Zaman zaman grev kırıcılığına, kadın haklarına yönelik gerici söylemlere ya da laiklik ilkesini zedeleyen uygulamalara tevessül eden Diyanet, siyasal islamcı iktidarın alet kutusunda yarayışlı bir aparata dönüştü.

15 Temmuz 2016 darbe girişimi sonrasında camilerden gece yarısı sala okunması, belki olağanüstü bir dönemin tepkisiydi.

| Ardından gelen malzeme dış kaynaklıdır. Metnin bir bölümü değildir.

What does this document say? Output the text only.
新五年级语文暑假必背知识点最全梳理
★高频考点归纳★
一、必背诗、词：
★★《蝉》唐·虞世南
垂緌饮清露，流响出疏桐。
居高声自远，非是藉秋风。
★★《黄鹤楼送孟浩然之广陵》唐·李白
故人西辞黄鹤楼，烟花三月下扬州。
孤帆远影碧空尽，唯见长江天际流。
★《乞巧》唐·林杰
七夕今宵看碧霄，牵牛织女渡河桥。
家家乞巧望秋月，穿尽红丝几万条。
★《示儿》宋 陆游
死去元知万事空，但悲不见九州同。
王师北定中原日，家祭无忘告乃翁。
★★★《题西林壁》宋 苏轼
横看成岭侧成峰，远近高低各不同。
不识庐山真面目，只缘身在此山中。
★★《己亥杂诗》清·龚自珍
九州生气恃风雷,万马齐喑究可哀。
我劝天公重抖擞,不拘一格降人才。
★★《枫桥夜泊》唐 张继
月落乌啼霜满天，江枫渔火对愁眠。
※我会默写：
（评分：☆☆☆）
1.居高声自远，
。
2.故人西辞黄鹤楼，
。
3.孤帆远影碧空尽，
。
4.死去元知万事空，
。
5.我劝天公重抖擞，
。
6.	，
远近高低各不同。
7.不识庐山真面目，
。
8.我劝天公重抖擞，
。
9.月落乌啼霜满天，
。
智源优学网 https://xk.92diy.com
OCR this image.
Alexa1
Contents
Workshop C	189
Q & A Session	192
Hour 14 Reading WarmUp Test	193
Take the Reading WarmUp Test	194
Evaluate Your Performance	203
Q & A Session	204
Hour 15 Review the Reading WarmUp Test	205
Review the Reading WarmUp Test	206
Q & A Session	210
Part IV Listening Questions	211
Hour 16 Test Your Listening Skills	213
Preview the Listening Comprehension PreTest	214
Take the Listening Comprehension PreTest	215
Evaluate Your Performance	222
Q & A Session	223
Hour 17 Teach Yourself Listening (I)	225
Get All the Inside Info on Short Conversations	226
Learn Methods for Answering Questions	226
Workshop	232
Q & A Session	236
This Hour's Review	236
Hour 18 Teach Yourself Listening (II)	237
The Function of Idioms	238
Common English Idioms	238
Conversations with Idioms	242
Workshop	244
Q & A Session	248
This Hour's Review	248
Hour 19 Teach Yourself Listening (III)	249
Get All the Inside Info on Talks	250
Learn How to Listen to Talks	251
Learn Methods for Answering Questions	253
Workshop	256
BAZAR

Ancak sonraki yıllarda bu olayın yıldönümlerinin her hutbesinde, bir siyasi miting diliyle işlenmesi, “milletin lider etrafında kenetlenmesi” gibi ifadelerle süslenmesi, dini ritüellerin siyasal gündem için kullanılmasıydı.

2017’deki anayasa referandumu öncesi hutbelerde “fitneye izin verilmemesi, istikrarın korunması” vurguları öne çıktı. Fitne dediği muhalefetin duruşuydu. Siyasete karışmaması gereken bir kurum olan Diyanet, oy tercihlerini etkilemeyi amaçlayan mesajlar verdi. Hutbe metinlerinde siyasi iktidarın söylemini tekrar etti durdu.

Ekonomide de durum farklı değil. 2021’de hutbelerde “faiz haramdır” vurgusu öne çıktı. Bu, “Nas var. Sana bana ne oluyor?” diyen Erdoğan’ın faiz karşıtı politikalarına destekti. Yüksek enflasyon yıllarında “sabır, kanaat, şükür” telkinleri ise ekonomik sıkıntıların sorumluluğunu siyaset yerine bireyin imanına yükleyen bir söylemdi.

Kadın hakları konusunda tablo büsbütün berbat. 2016’da fetva sitesinde yer alan “9 yaşındaki kız evlenebilir” anlamına gelen ifadeler, gelen tepkiler üzerine kaldırıldı. Ama Diyanetin hutbe ve fetvalarının önemli bir kısmı kadınların kıyafetleri, örtünüp örtünmedikleri, toplum içindeki yerlerinin islama uygun olup olmadığı gibi aslında kadınların haklarını hedef alan yaklaşımlardı.

Nihayet, geçen Cuma günü dinlettirilen miras hukuku hutbesi, bardağı taşıran damla oldu. Kadın ve erkeğin mirastan eşit pay almasının “dine aykırı” olduğu açıklaması, laik Medeni Kanuna bir meydan okumaydı. “Kız çocuklarının Allah’ın takdir ettiği hakka razı olmaması kul hakkıdır” ifadesiyle de eşitlik talebinin günah olduğu anlatıldı bizlere.

Medeni Kanun yalnızca bir yasa değil, bir devrimdir. Osmanlı’da kadının mirastaki payı erkeğin yarısıydı. Boşanma hakkı neredeyse yoktu. Velayette, evlilikte erkeğin sözü geçerdi. Cumhuriyet bu zincirleri kırdı. Kadını eşit yurttaş yaptı. Bugün Medeni Kanuna yöneltilen saldırı, “Biz yüz yıl önceki karanlığı özlüyoruz” demektir.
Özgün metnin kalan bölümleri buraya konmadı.